We get so wrapped up in giving ourselves minimum daily word counts, deadlines in which to finish a manuscript, and other self-imposed homework-like writing assignments that we often lose sight of why we started writing in the first place.

I’d venture to guess that most writers start writing for the sheer love of it. For the rush of writing down that story racing around in our brain demanding to get out. Sure, it would be great to pay off the house or be famous, and that’s a draw, too. But the writing itself–ahh, that’s sheer joy.

After you’ve been writing for a while, learned a bunch of technical stuff (that ought to guarantee your success if you master it, right?), and you’ve gotten a few manuscripts under your belt, are you still writing because you love it? I’m continually surprised by how complicated the reasons become to keep a person writing.

So here’s a thought. What if, before you sit down to write tomorrow, you take a moment and ask yourself, “How do I want to feel when I’m done writing today?”

What if your goal, instead of being x number of words written, is “I want to feel productive, or creative, or clever?” Or maybe if you’re on deadline, your goal is, “I want to be less panicked and feel like I made progress today?”

How will that shift your outlook while you’re in the act of writing? When you get stuck in a scene, will you be more inclined to stay in your chair and struggle through it, knowing that the reward of feeling good about your writing awaits you?

I have to wonder if a good portion of writer’s block isn’t caused by feeling bad about our writing.

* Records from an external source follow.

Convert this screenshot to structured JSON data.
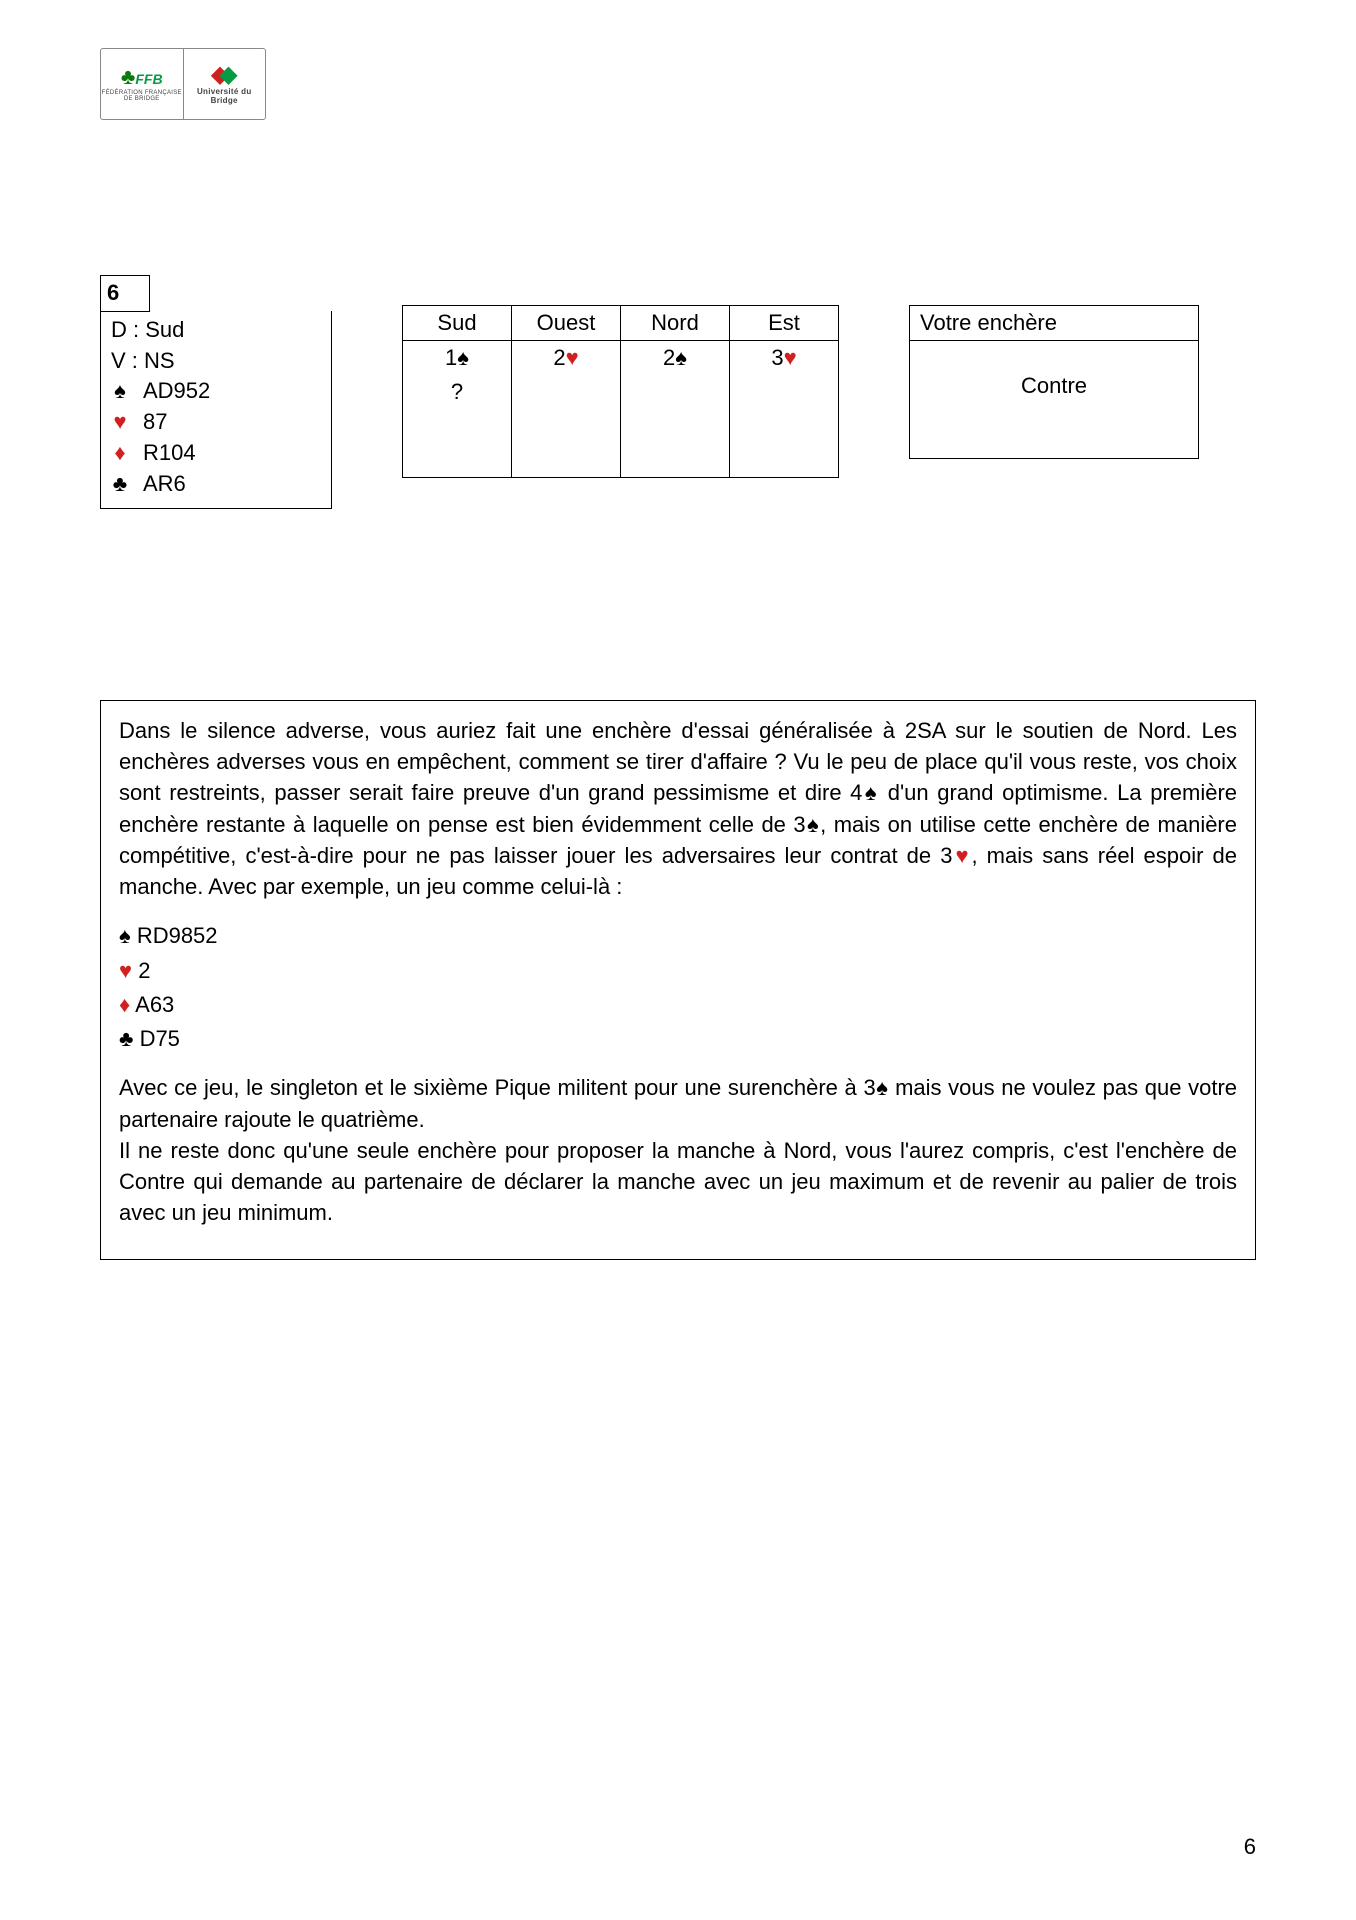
{
  "logo": {
    "ffb_label": "FFB",
    "ffb_sub": "FÉDÉRATION FRANÇAISE DE BRIDGE",
    "univ_label": "Université du Bridge"
  },
  "deal": {
    "number": "6",
    "dealer_line": "D : Sud",
    "vul_line": "V : NS",
    "hand": {
      "spades": "AD952",
      "hearts": "87",
      "diamonds": "R104",
      "clubs": "AR6"
    }
  },
  "bidding": {
    "headers": [
      "Sud",
      "Ouest",
      "Nord",
      "Est"
    ],
    "rows": [
      [
        {
          "text": "1",
          "suit": "spade",
          "color": "black"
        },
        {
          "text": "2",
          "suit": "heart",
          "color": "red"
        },
        {
          "text": "2",
          "suit": "spade",
          "color": "black"
        },
        {
          "text": "3",
          "suit": "heart",
          "color": "red"
        }
      ],
      [
        {
          "text": "?",
          "suit": "",
          "color": "black"
        },
        {
          "text": "",
          "suit": "",
          "color": ""
        },
        {
          "text": "",
          "suit": "",
          "color": ""
        },
        {
          "text": "",
          "suit": "",
          "color": ""
        }
      ],
      [
        {
          "text": "",
          "suit": "",
          "color": ""
        },
        {
          "text": "",
          "suit": "",
          "color": ""
        },
        {
          "text": "",
          "suit": "",
          "color": ""
        },
        {
          "text": "",
          "suit": "",
          "color": ""
        }
      ],
      [
        {
          "text": "",
          "suit": "",
          "color": ""
        },
        {
          "text": "",
          "suit": "",
          "color": ""
        },
        {
          "text": "",
          "suit": "",
          "color": ""
        },
        {
          "text": "",
          "suit": "",
          "color": ""
        }
      ]
    ]
  },
  "answer": {
    "title": "Votre enchère",
    "value": "Contre"
  },
  "explanation": {
    "p1_a": "Dans le silence adverse, vous auriez fait une enchère d'essai généralisée à 2SA sur le soutien de Nord. Les enchères adverses vous en empêchent, comment se tirer d'affaire ? Vu le peu de place qu'il vous reste, vos choix sont restreints, passer serait faire preuve d'un grand pessimisme et dire 4",
    "p1_b": " d'un grand optimisme. La première enchère restante à laquelle on pense est bien évidemment celle de 3",
    "p1_c": ", mais on utilise cette enchère de manière compétitive, c'est-à-dire pour ne pas laisser jouer les adversaires leur contrat de 3",
    "p1_d": ", mais sans réel espoir de manche. Avec par exemple, un jeu comme celui-là :",
    "ex_spades": "RD9852",
    "ex_hearts": "2",
    "ex_diamonds": "A63",
    "ex_clubs": "D75",
    "p2_a": "Avec ce jeu, le singleton et le sixième Pique militent pour une surenchère à 3",
    "p2_b": " mais vous ne voulez pas que votre partenaire rajoute le quatrième.",
    "p3": "Il ne reste donc qu'une seule enchère pour proposer la manche à Nord, vous l'aurez compris, c'est l'enchère de Contre qui demande au partenaire de déclarer la manche avec un jeu maximum et de revenir au palier de trois avec un jeu minimum."
  },
  "page_number": "6",
  "suits": {
    "spade": "♠",
    "heart": "♥",
    "diamond": "♦",
    "club": "♣"
  },
  "colors": {
    "red": "#d02020",
    "black": "#000000"
  }
}
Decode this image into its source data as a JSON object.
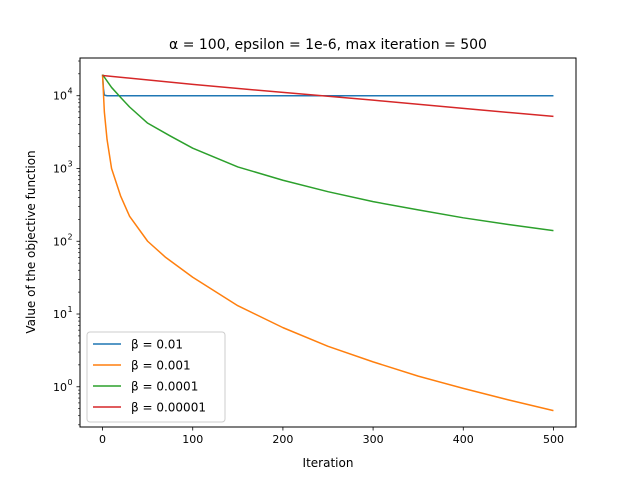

If you have a crappy writing day and feel unproductive and worthless and terrible at writing, how much less likely are you to subject yourself to that torture tomorrow? And the next day and the next day as all the negatives stack up?

It’s undoubtedly the topic of another post to consider how to feel good about our writing. But it’s probably enough for now to ask you to be aware of how you feel after you’re finished writing each day and how you WANT to feel after you’re finished writing for the day.